Design and construction
- Architects: Paolo Rossi de Paoli, Michele Busiri Vici

= Bolzano Courthouse =

Judiciary building in Bolzano, Italy

The Bolzano Courthouse (Palazzo di Giustizia) serves as the main seat of the judicial authorities in Bolzano, Italy. Located on Piazza del Tribunale in the Gries-Quirein district, the large building was designed in the rationalist style by architects Paolo Rossi de Paoli and Michele Busiri Vici. Construction began in 1939 but was not completed until 1956. It houses the Court of Bolzano and the Public Prosecutor's Office.

Part of the courthouse's structure collapsed unexpectedly on 16 July 2026.

==Description==
The building features a monumental entrance staircase, a travertine-clad façade, and exposed brickwork on the rear. Its concave façade mirrors that of the Casa del Fascio, the former Fascist Party headquarters. Above the main entrance is a relief of the goddess Justitia, depicted without a blindfold, gazing directly at the former party building.

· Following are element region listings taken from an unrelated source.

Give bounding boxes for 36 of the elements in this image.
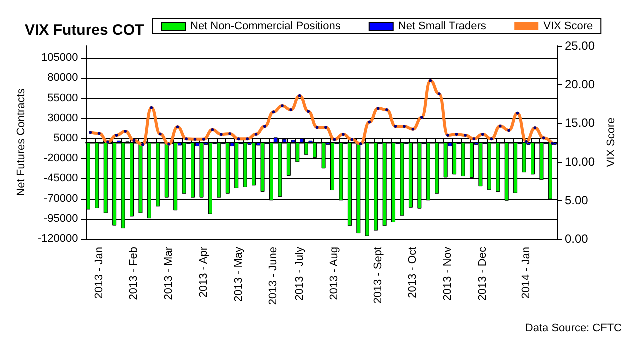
x-tick-label: 2014 - Jan bbox=[520, 247, 532, 299]
y-tick-label: 30000 bbox=[48, 112, 78, 124]
y2-tick-label: 5.00 bbox=[565, 193, 589, 208]
y-tick-label: 5000 bbox=[54, 132, 78, 144]
y-tick-label: 80000 bbox=[48, 72, 78, 84]
x-tick-label: 2013 - July bbox=[294, 246, 306, 301]
y2-axis-title: VIX Score bbox=[605, 118, 618, 168]
legend-label: VIX Score bbox=[544, 20, 594, 32]
y-tick-label: -70000 bbox=[44, 192, 78, 205]
x-tick-label: 2013 - Nov bbox=[442, 246, 454, 301]
x-tick-label: 2013 - Sept bbox=[372, 247, 384, 304]
chart-title: VIX Futures COT bbox=[25, 22, 144, 39]
y-tick-label: 105000 bbox=[42, 52, 78, 64]
x-tick-label: 2013 - Oct bbox=[407, 247, 420, 298]
x-tick-label: 2013 - May bbox=[232, 246, 245, 302]
y2-tick-label: 15.00 bbox=[565, 116, 596, 130]
y-tick-label: -120000 bbox=[38, 233, 78, 245]
x-tick-label: 2013 - Apr bbox=[198, 246, 210, 298]
source-note: Data Source: CFTC bbox=[525, 322, 622, 334]
y2-tick-label: 0.00 bbox=[565, 232, 589, 246]
y2-tick-label: 10.00 bbox=[565, 154, 596, 169]
x-tick-label: 2013 - Aug bbox=[328, 247, 341, 300]
y2-tick-label: 25.00 bbox=[565, 39, 596, 53]
y-axis-title: Net Futures Contracts bbox=[16, 88, 28, 196]
y-tick-label: -20000 bbox=[44, 152, 78, 165]
y2-tick-label: 20.00 bbox=[565, 78, 596, 92]
x-tick-label: 2013 - Feb bbox=[128, 247, 140, 300]
x-tick-label: 2013 - Jan bbox=[93, 247, 106, 299]
x-tick-label: 2013 - Dec bbox=[476, 246, 489, 301]
legend-label: Net Small Traders bbox=[398, 20, 487, 32]
y-tick-label: -45000 bbox=[44, 172, 78, 185]
x-tick-label: 2013 - June bbox=[268, 247, 280, 306]
y-tick-label: 55000 bbox=[48, 92, 78, 104]
y-tick-label: -95000 bbox=[44, 212, 78, 225]
x-tick-label: 2013 - Mar bbox=[163, 246, 176, 300]
legend-label: Net Non-Commercial Positions bbox=[190, 20, 342, 32]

A Latin inscription on the architrave—"Pro Italico Imperio virtute iustitia hierarchia unguibus et rostris" ("For the Italian Empire in virtue, justice, and hierarchy, with claws and beaks")—explicitly refers to Mussolini's so-called Italian Mediterranean Empire of 1936. The palace, together with the Casa del Fascio and the nearby Christ the King Church, was intended to glorify the regime and form a symbolic monumental gateway to the planned "Greater Fascist Bolzano".